Since this is my first post, let me do the polite thing and introduce myself properly: where I've worked, what I actually built there, and why I've started writing.
Seventeen#
School gives you problems that are already solved and asks you to reproduce the answer. Code gave me problems that were genuinely open and asked me what I was going to do about them. For a teenager who found half-finished, badly built things almost physically irritating, that trade was irresistible.
What hooked me wasn't the syntax. It was the honesty of the feedback loop: you can see whether a system is right. It handles the edge case or it doesn't. It survives load or it falls over. No partial credit. I liked that there was no partial credit.
The path, drawn out#
I think careers make more sense as diagrams than as paragraphs — you'll notice that habit everywhere on this site — so here's mine.

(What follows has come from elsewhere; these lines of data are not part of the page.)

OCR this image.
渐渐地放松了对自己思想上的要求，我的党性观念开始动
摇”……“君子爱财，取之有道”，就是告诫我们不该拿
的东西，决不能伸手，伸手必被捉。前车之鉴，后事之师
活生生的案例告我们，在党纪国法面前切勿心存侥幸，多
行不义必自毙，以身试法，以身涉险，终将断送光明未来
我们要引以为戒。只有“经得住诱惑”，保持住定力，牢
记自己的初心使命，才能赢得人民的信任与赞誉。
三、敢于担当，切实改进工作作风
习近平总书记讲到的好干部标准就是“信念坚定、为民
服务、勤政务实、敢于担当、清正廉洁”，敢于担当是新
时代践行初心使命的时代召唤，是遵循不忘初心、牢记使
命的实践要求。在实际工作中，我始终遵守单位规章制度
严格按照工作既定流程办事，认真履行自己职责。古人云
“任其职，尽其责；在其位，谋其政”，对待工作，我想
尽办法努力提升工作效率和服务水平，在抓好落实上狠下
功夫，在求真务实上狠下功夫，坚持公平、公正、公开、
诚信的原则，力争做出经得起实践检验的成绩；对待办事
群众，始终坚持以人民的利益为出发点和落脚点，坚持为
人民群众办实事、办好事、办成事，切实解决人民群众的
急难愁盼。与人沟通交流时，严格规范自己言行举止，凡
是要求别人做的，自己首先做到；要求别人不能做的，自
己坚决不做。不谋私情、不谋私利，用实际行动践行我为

Quranium was my first room: a DeFi engineering internship on next-generation quantum-secure distributed ledger infrastructure. I built an MVP decentralized exchange on Uniswap with multi-signature wallet controls — a 2-of-N multisig that went on to become the custody foundation the platform scaled to production — and landed four merged pull requests into the FairFund open-source platform along the way. That internship taught me my first real lesson about money software: "it works on my machine" is not a sentence you get to say about custody.

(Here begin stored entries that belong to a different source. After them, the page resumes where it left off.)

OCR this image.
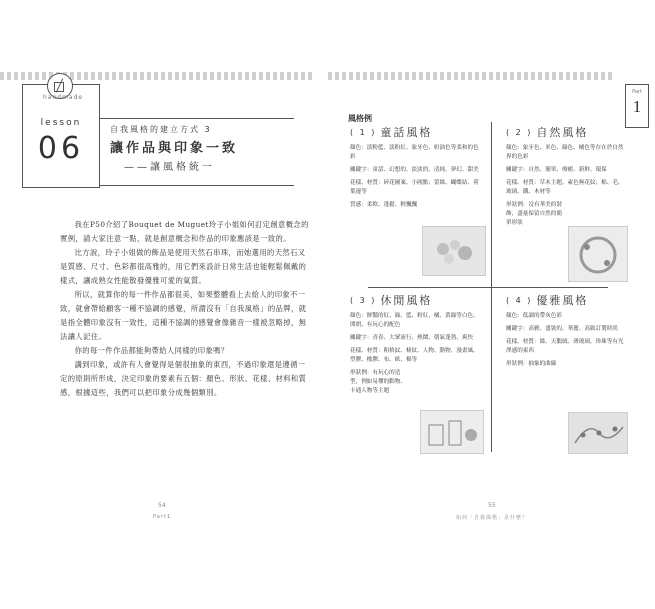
handmade
lesson
06
自我風格的建立方式 3
讓作品與印象一致
——讓風格統一

我在P50介紹了Bouquet de Muguet玲子小姐如何訂定創意概念的實例，請大家注意一點，就是創意概念和作品的印象應該是一致的。

比方說，玲子小姐做的飾品是使用天然石串珠，而她選用的天然石又是質感、尺寸、色彩都很高雅的，用它們來設計日常生活也能輕鬆佩戴的樣式，讓成熟女性能散發優雅可愛的氣質。

所以，就算你的每一件作品都很美，如果整體看上去給人的印象不一致，就會帶給顧客一種不協調的感覺，所謂沒有「自我風格」的品牌，就是指全體印象沒有一致性，這種不協調的感覺會像雜音一樣被忽略掉，無法讓人記住。

你的每一件作品都能夠帶給人同樣的印象嗎？

講到印象，或許有人會覺得是個很抽象的東西，不過印象還是遵循一定的原則所形成，決定印象的要素有五個：顏色、形狀、花樣、材料和質感，根據這些，我們可以把印象分成幾個類別。

54
Part1
Part
1
風格例
( 1 ) 童話風格

顏色：淡粉藍、淡粉紅、象牙色、奶油色等柔和的色彩

關鍵字：童話、幻想的、淡淡的、清純、夢幻、甜美

花樣、材質：碎花圖案、小圓點；蕾絲、蝴蝶結、荷葉邊等

質感：柔軟、蓬鬆、輕飄飄

( 2 ) 自然風格

顏色：象牙色、米色、綠色、橘色等存在於自然界的色彩

關鍵字：自然、簡單、療癒、新鮮、環保

花樣、材質：草木主題、素色無花紋；棉、毛、玻璃、鐵、木材等

形狀例：沒有華美的裝飾，盡量保留自然的簡單形狀

( 3 ) 休閒風格

顏色：鮮豔的紅、綠、藍、粉紅、橘、黃綠等白色、開朗、有玩心的配色

關鍵字：青春、大眾流行、熱鬧、朝氣蓬勃、爽快

花樣、材質：粗格紋、條紋、人物、動物、漫畫風、塑膠、橡膠、布、紙、棉等

形狀例：有玩心的造型，例如易懂的動物、卡通人物等主題

( 4 ) 優雅風格

顏色：低調的帶灰色彩

關鍵字：高雅、盛裝的、華麗、高級訂製時尚

花樣、材質：絲、天鵝絨、薄玻璃、珍珠等有光澤感的東西

形狀例：抽象的曲線

55
如何「自我風格」是什麼？
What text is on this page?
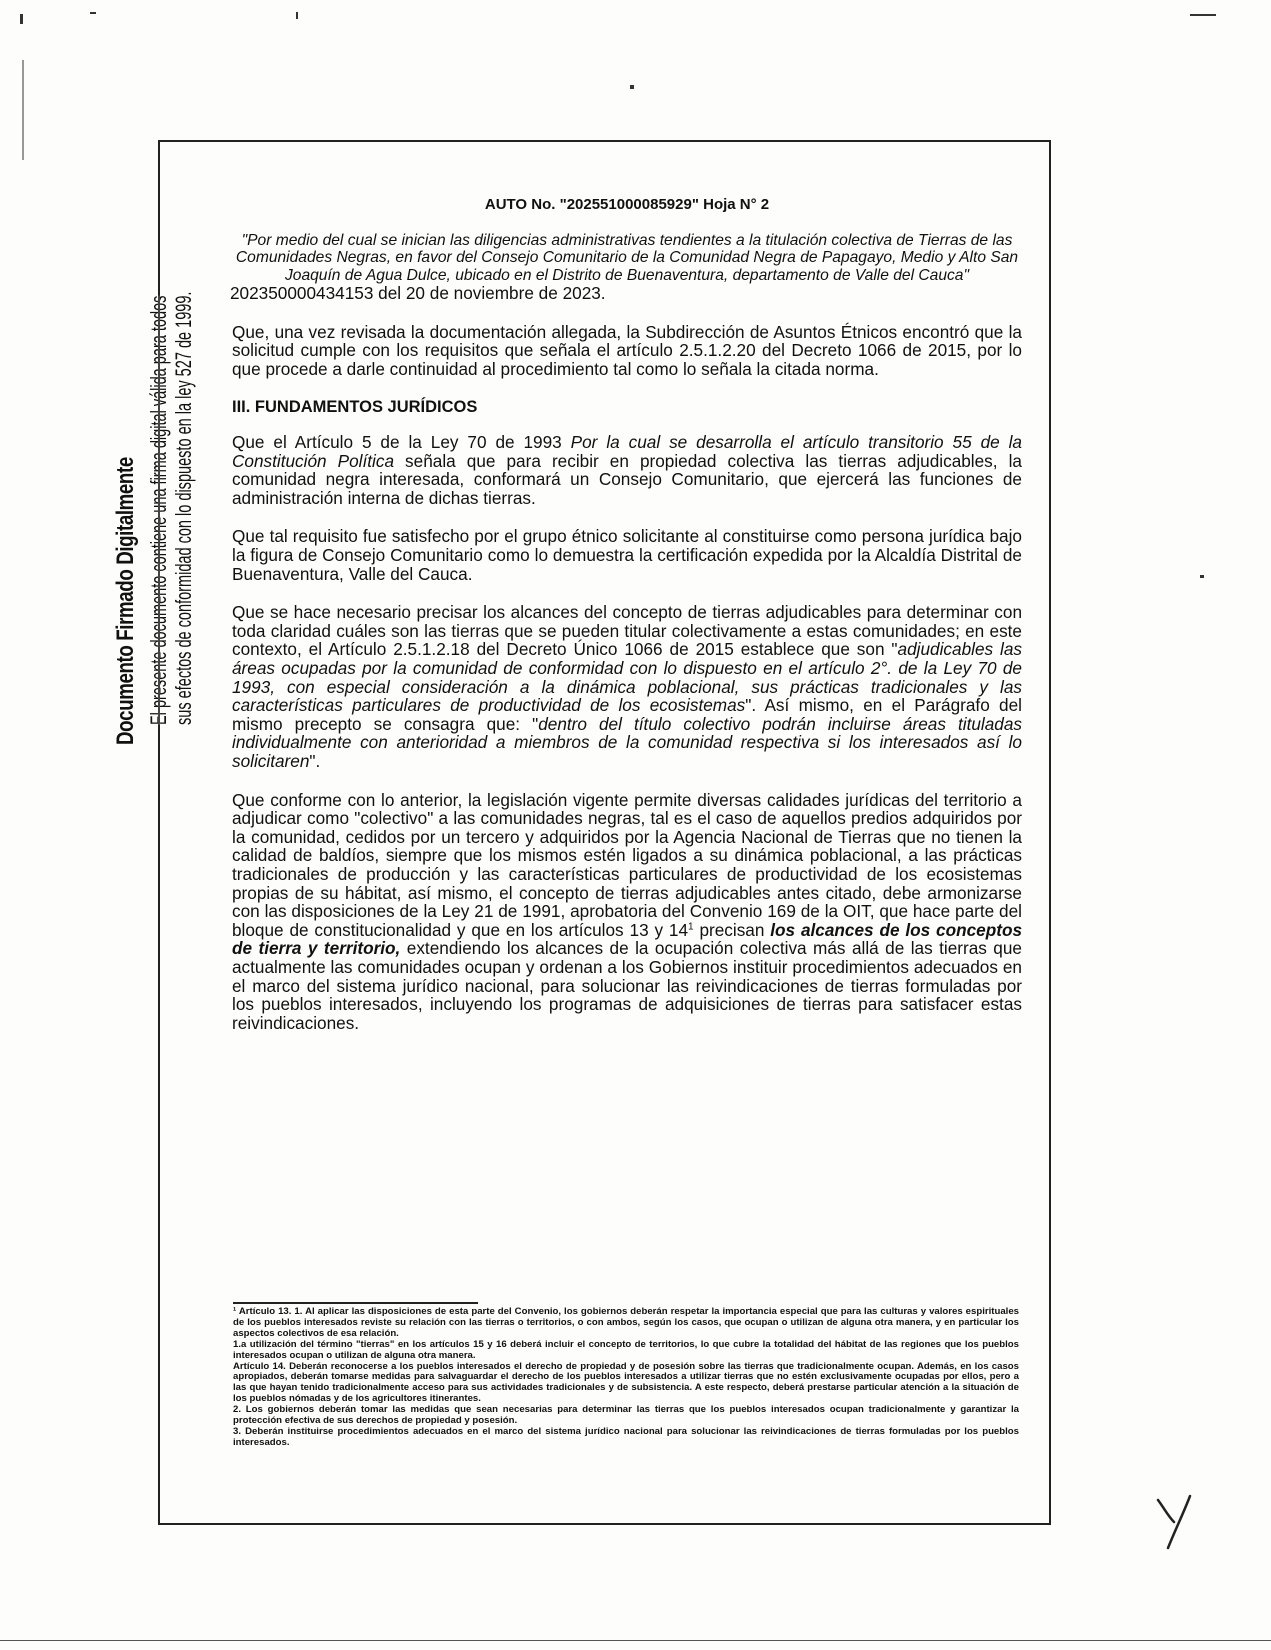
Documento Firmado Digitalmente El presente documento contiene una firma digital válida para todos sus efectos de conformidad con lo dispuesto en la ley 527 de 1999.
AUTO No. "202551000085929" Hoja N° 2
"Por medio del cual se inician las diligencias administrativas tendientes a la titulación colectiva de Tierras de las Comunidades Negras, en favor del Consejo Comunitario de la Comunidad Negra de Papagayo, Medio y Alto San Joaquín de Agua Dulce, ubicado en el Distrito de Buenaventura, departamento de Valle del Cauca"
202350000434153 del 20 de noviembre de 2023.

Que, una vez revisada la documentación allegada, la Subdirección de Asuntos Étnicos encontró que la solicitud cumple con los requisitos que señala el artículo 2.5.1.2.20 del Decreto 1066 de 2015, por lo que procede a darle continuidad al procedimiento tal como lo señala la citada norma.

III. FUNDAMENTOS JURÍDICOS

Que el Artículo 5 de la Ley 70 de 1993 Por la cual se desarrolla el artículo transitorio 55 de la Constitución Política señala que para recibir en propiedad colectiva las tierras adjudicables, la comunidad negra interesada, conformará un Consejo Comunitario, que ejercerá las funciones de administración interna de dichas tierras.

Que tal requisito fue satisfecho por el grupo étnico solicitante al constituirse como persona jurídica bajo la figura de Consejo Comunitario como lo demuestra la certificación expedida por la Alcaldía Distrital de Buenaventura, Valle del Cauca.

Que se hace necesario precisar los alcances del concepto de tierras adjudicables para determinar con toda claridad cuáles son las tierras que se pueden titular colectivamente a estas comunidades; en este contexto, el Artículo 2.5.1.2.18 del Decreto Único 1066 de 2015 establece que son "adjudicables las áreas ocupadas por la comunidad de conformidad con lo dispuesto en el artículo 2°. de la Ley 70 de 1993, con especial consideración a la dinámica poblacional, sus prácticas tradicionales y las características particulares de productividad de los ecosistemas". Así mismo, en el Parágrafo del mismo precepto se consagra que: "dentro del título colectivo podrán incluirse áreas tituladas individualmente con anterioridad a miembros de la comunidad respectiva si los interesados así lo solicitaren".

Que conforme con lo anterior, la legislación vigente permite diversas calidades jurídicas del territorio a adjudicar como "colectivo" a las comunidades negras, tal es el caso de aquellos predios adquiridos por la comunidad, cedidos por un tercero y adquiridos por la Agencia Nacional de Tierras que no tienen la calidad de baldíos, siempre que los mismos estén ligados a su dinámica poblacional, a las prácticas tradicionales de producción y las características particulares de productividad de los ecosistemas propias de su hábitat, así mismo, el concepto de tierras adjudicables antes citado, debe armonizarse con las disposiciones de la Ley 21 de 1991, aprobatoria del Convenio 169 de la OIT, que hace parte del bloque de constitucionalidad y que en los artículos 13 y 14$^1$ precisan los alcances de los conceptos de tierra y territorio, extendiendo los alcances de la ocupación colectiva más allá de las tierras que actualmente las comunidades ocupan y ordenan a los Gobiernos instituir procedimientos adecuados en el marco del sistema jurídico nacional, para solucionar las reivindicaciones de tierras formuladas por los pueblos interesados, incluyendo los programas de adquisiciones de tierras para satisfacer estas reivindicaciones.

¹ Artículo 13. 1. Al aplicar las disposiciones de esta parte del Convenio, los gobiernos deberán respetar la importancia especial que para las culturas y valores espirituales de los pueblos interesados reviste su relación con las tierras o territorios, o con ambos, según los casos, que ocupan o utilizan de alguna otra manera, y en particular los aspectos colectivos de esa relación.
1.a utilización del término "tierras" en los artículos 15 y 16 deberá incluir el concepto de territorios, lo que cubre la totalidad del hábitat de las regiones que los pueblos interesados ocupan o utilizan de alguna otra manera.
Artículo 14. Deberán reconocerse a los pueblos interesados el derecho de propiedad y de posesión sobre las tierras que tradicionalmente ocupan. Además, en los casos apropiados, deberán tomarse medidas para salvaguardar el derecho de los pueblos interesados a utilizar tierras que no estén exclusivamente ocupadas por ellos, pero a las que hayan tenido tradicionalmente acceso para sus actividades tradicionales y de subsistencia. A este respecto, deberá prestarse particular atención a la situación de los pueblos nómadas y de los agricultores itinerantes.
2. Los gobiernos deberán tomar las medidas que sean necesarias para determinar las tierras que los pueblos interesados ocupan tradicionalmente y garantizar la protección efectiva de sus derechos de propiedad y posesión.
3. Deberán instituirse procedimientos adecuados en el marco del sistema jurídico nacional para solucionar las reivindicaciones de tierras formuladas por los pueblos interesados.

MetaKeep was where the stakes got real for me. As a full stack engineer on a wallet platform, I built payment infrastructure that shipped during MetaKeep's acquisition by Rezolve AI (Nasdaq: RZLV) in March 2026 — a sign-up-free transaction flow inside a chatbot UI for luxury retail, built on the Reown Wallet Mobile Kit and the MetaKeep SDK. I owned pre-production testing for Wallet Isolation, an enterprise security feature Solana asked for, enforcing per-app key segregation — that ownership cut pre-production bugs by 40%. I took the crypto onramp from zero to production in TypeScript: Coinbase API integration, a fiat-to-token rail chaining card purchases into MetaKeep wallets, and an on-chain USDC transfer system using SPL token delegation so you never approve the same thing twice. When production broke, I traced it across the codebase and shipped the fix end-to-end, no handoffs. Knowing that acquisition due diligence would read my code sharpened it more than any review ever has.
Ones Finance is my current room, and the deepest backend work I've done. As lead backend engineer I've designed and shipped around ninety REST API endpoints in Go across business and admin account systems — onboarding, payments, treasury, invoicing, cards, approval workflows — every one of them tested and documented. The part I'm proudest of is the transaction pipeline: idempotent and optimistic-accept, with request validation, risk assessment, and fund reservation up front, and settlement handled asynchronously so a payment answers you in under 600 milliseconds without ever blocking on an external confirmation.
What I want to draw for you#
That pipeline is a good example of why this blog exists, so let me show you what I mean instead of telling you.
You've probably read a hundred posts that say "the service scales horizontally" and left none the wiser. I've read them too. But every system I've ever managed to build well became buildable the moment I drew the right picture of it — and I don't think I'm special in that.
So that's why I write: I want to share what production has taught me so you can take these methods — idempotency, optimistic accepts, custody boundaries, rate limits, reconciliation — and apply them on your own engineering path. If a concept can't survive being drawn as boxes and arrows, I don't understand it well enough to publish it. That's the bar I'm holding myself to here.
I'm Meet Jain. I build payment systems for a living, and I'm glad you're here. Let's draw some systems together.